How to deal with taking a break in a relationship
During your relationship break, you need to care for your own well-being. To gain insight into your relationship, partner and self, you need to be in a safe emotional environment. Here are some steps you can take to create that safe space for yourself:
- Be number one:
Set aside time to look after yourself. Make time for activities you enjoy – read, be creative, rest. Look inward. This is your time to discover the route you want to follow. Take care of yourself as you would your best friend when they go through a tough time. Accepting and appreciating yourself builds self-awareness and gives you the inner strength to make the right decision.
- Social support:
Reach out to your family and friends, and spend time with other people in your life. Remind yourself you have more than your partner you care for and who cares for you. Engaging with your social network opens you to relationships beyond your intimate one. Your partner relationship should be an addition to your life, not filling a gap.
- Get active:
Physical activity releases feel-good hormones which will give you a beneficial boost in this emotionally challenging time. Getting into shape will also improve your confidence and is one of the ways you can start to make deposits into your own well-being.

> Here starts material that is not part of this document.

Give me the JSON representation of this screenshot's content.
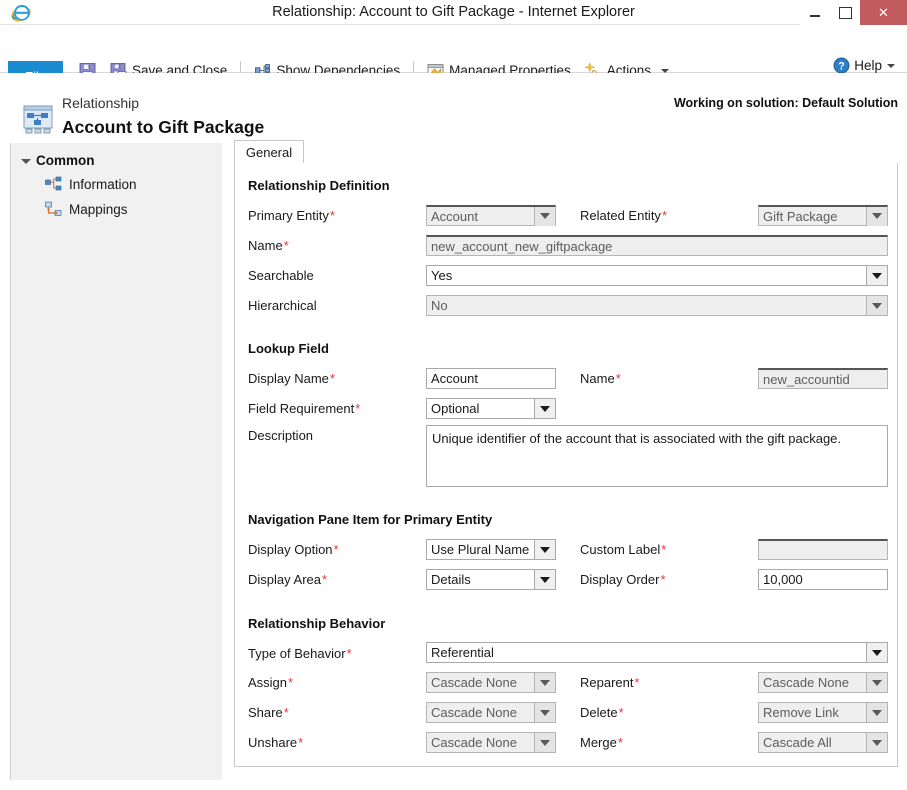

Relationships break: reboot the system
“We come to love not by finding a perfect person but by learning to see an imperfect person perfectly”, Sam Keen
During your relationship break, cross the great divide. Challenge yourself to understand both sides and also see it from your partner’s point of view. If the differences can be resolved, you need to reconceptualize how you experience each other. Instead of being threatened by your differences, see how you can be expanded by them, together a stronger team for it.
It is near impossible to start a new chapter if you’re looking backward. To reboot your relationship, rewrite the narrative. Honest and difficult conversations are the stepping stones you can take back to emotional intimacy. So be realistic about your needs and weaknesses, but also take responsibility for the role you have played, opening the door to rebuilding your relationship from the roots up.
If deep down your gut instinct just knows that something isn’t right in your relationship and you don’t fit together anymore, be brave enough to walk away. You owe it to yourself to never compromise your choice of a life partner.
However, be realistic. You can’t expect perfection! Human beings are flawed by their very nature. But you should expect, and deserve, good, even great. Can you be great together? If the answer is yes – put in the hard work and fight! Fight for all you’re worth because to love and be loved in return is one of life’s greatest experiences.